I Should be Balancing the Checkbook
Do you know how many ideas I have stored up for this blog in the sugar-addled, wine-deprived, sleepy noggin of mine? It’s a lot. As days pass there are a lot of “Ooh!” moments and “Ah, I can’t forget that!” experiences that promptly evaporate into tiny, mist-sized droplets that lodge themselves in my brain, bouncing around until the moment is so far gone I can’t remember enough details to write about them. I want to be posting all the time, I really do. But this parenting thing has sucked up my time (don’t you hate that??). I mean, the parenting and the organizing and the Christmas-preparing and the whining about how much my back hurts. Oh, and the simple fact that the only time I’m alone with my own thoughts is…uh…eh…yeah.
So, in order to stay on top of life, I do not write. Which means that my house looks awesome when I don’t write, and my children are paid much better attention, and I remember to transfer the wet clothes from the washer to the dryer, but there’s a big chunk of me that feels unanchored. I feel lost without it, like I’m ignoring a part of me that’s knocking at my bones, asking to be let out. The only upside is that at least my children will have fewer embarrassing stories that are set to follow them along that endless chasm called the Internet.
But I was going through some paperwork on the desk yesterday, and came across a scrap of paper I almost threw out without reviewing. I’m glad I looked at it more closely, because it held a quick scrawled note about something that happened that I don’t want to ever forget. It’s as simple as this:
Every night at bedtime, the girls (who are finally settling into the whole sharing-a-room situation that’s been thrust upon them, much to Saoirse’s ongoing dismay) and we have a routine of blowing kisses. Namely, one us throws a kiss to one of them, which she has to “catch,” and then she blows a kiss back, and we have to catch it. It started out simply, one night when David was working late and the girls were trying to keep me from leaving their room after lights-out. But you know how these games with kiddos go–we’ve played air hockey with the kisses, caught flyaway kiss balls, pretended they were in a ping-pong machine that made the kiss bounce all over the room. Blowing a kiss can become a twenty-minute one-act play if we’d let it. Which we don’t. Because Dad has work to do and Mama needs to fold the laundry and maybe even get a shower since her hair hasn’t seen the glory of a shampoo bottle in two days.

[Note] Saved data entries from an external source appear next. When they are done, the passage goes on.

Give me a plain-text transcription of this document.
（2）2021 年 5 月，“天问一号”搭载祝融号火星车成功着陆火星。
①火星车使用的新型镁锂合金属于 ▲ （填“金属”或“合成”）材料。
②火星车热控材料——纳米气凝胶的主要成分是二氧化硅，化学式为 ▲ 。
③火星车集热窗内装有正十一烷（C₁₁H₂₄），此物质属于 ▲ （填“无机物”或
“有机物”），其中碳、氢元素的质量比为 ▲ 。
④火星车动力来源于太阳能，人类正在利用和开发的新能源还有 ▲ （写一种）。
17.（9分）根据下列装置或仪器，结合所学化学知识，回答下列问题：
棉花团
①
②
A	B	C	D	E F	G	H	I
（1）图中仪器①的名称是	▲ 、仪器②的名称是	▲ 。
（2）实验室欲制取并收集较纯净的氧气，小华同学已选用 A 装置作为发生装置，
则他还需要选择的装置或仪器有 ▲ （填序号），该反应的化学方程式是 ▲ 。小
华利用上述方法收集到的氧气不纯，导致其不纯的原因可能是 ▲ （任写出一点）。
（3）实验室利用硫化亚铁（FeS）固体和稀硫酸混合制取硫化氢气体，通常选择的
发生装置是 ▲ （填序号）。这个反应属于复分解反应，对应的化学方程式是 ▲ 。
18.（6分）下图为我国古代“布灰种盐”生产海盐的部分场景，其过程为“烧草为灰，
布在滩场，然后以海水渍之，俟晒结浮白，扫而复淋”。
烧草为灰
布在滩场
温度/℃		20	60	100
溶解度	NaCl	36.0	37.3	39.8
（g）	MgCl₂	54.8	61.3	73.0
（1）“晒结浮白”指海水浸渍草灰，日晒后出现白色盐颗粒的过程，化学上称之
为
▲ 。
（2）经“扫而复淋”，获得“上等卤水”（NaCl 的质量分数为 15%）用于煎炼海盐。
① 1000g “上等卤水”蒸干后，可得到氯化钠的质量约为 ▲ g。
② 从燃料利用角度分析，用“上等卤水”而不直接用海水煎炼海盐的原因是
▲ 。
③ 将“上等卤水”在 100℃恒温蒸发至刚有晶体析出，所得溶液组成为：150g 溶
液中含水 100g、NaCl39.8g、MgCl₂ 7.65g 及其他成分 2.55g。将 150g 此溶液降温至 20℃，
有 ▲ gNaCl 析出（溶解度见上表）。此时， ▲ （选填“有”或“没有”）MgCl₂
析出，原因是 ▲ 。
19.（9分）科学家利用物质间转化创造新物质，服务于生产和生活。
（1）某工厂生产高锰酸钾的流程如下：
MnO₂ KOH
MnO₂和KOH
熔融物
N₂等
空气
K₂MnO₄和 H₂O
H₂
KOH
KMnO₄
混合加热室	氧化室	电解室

But one night, this one night documented forever on that little scrap of paper, Saoirse was tucked into bed, surrounded by her stuffed dolphin and blanket and this little flower toy the Easter Bunny found in the dollar bin at Target and brought her last year. She asked me to blow her a kiss, which I did from my spot in the doorway. Saoirse looked up, caught the kiss in her little hand, and brought it to rest on her chest, over her heart. She sighed. And she said, “I’m going to keep this forever and ever.”
That’s the part where I melted into a puddle of heartwarmed goo in the middle of the doorway that David had to mop up with our last clean dishtowel.

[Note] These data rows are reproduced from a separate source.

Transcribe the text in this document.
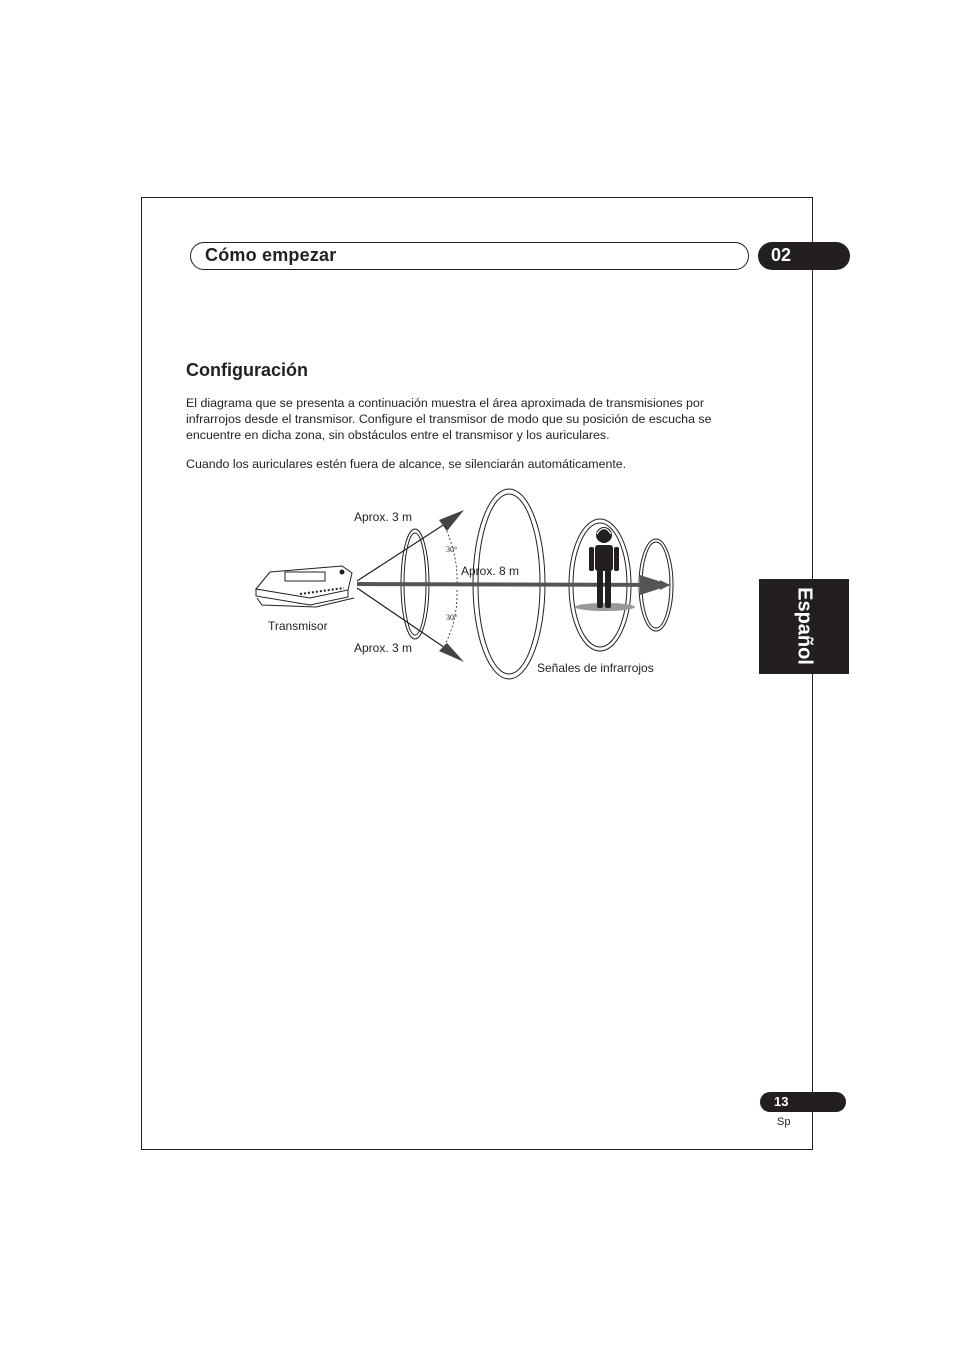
Cómo empezar	02
Configuración

El diagrama que se presenta a continuación muestra el área aproximada de transmisiones por infrarrojos desde el transmisor. Configure el transmisor de modo que su posición de escucha se encuentre en dicha zona, sin obstáculos entre el transmisor y los auriculares.

Cuando los auriculares estén fuera de alcance, se silenciarán automáticamente.

Aprox. 3 m
Aprox. 3 m
Aprox. 8 m
Transmisor
Señales de infrarrojos
30°
30°	Español
13
Sp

So there you go. Or there I go, really, because I’m the only one that’s going to look at this entry in forty years and start crying my eyes out in my wrinkled, wrinkled hands while all the other people on the front porch of the retirement home take pity on me and ask the nurses to slip some vodka into my prune juice at dinnertime. I need to write more. Kathleen Flinn, author of this book I really like called The Kitchen Counter Cooking School, recently said, “As in cooking, living requires that you taste, taste, taste as you go along – you can’t wait until the dish of life is done.” That’s good, right? And I wish I could more consistently follow it. I need to be able to take this blog and use it as a way to slow myself down, force myself to stop living life for a second so I can see it more clearly. Even if that means I ignore my children for a little bit, or let the towels wallow for awhile in the washer. Maybe. I don’ t know. There’s a baby coming in a few weeks who will most likely demand otherwise, so we’ll just see how it goes. But I will say, if he or she is anything like his or her sisters, there’s going to be a lot that I’ll want to remember.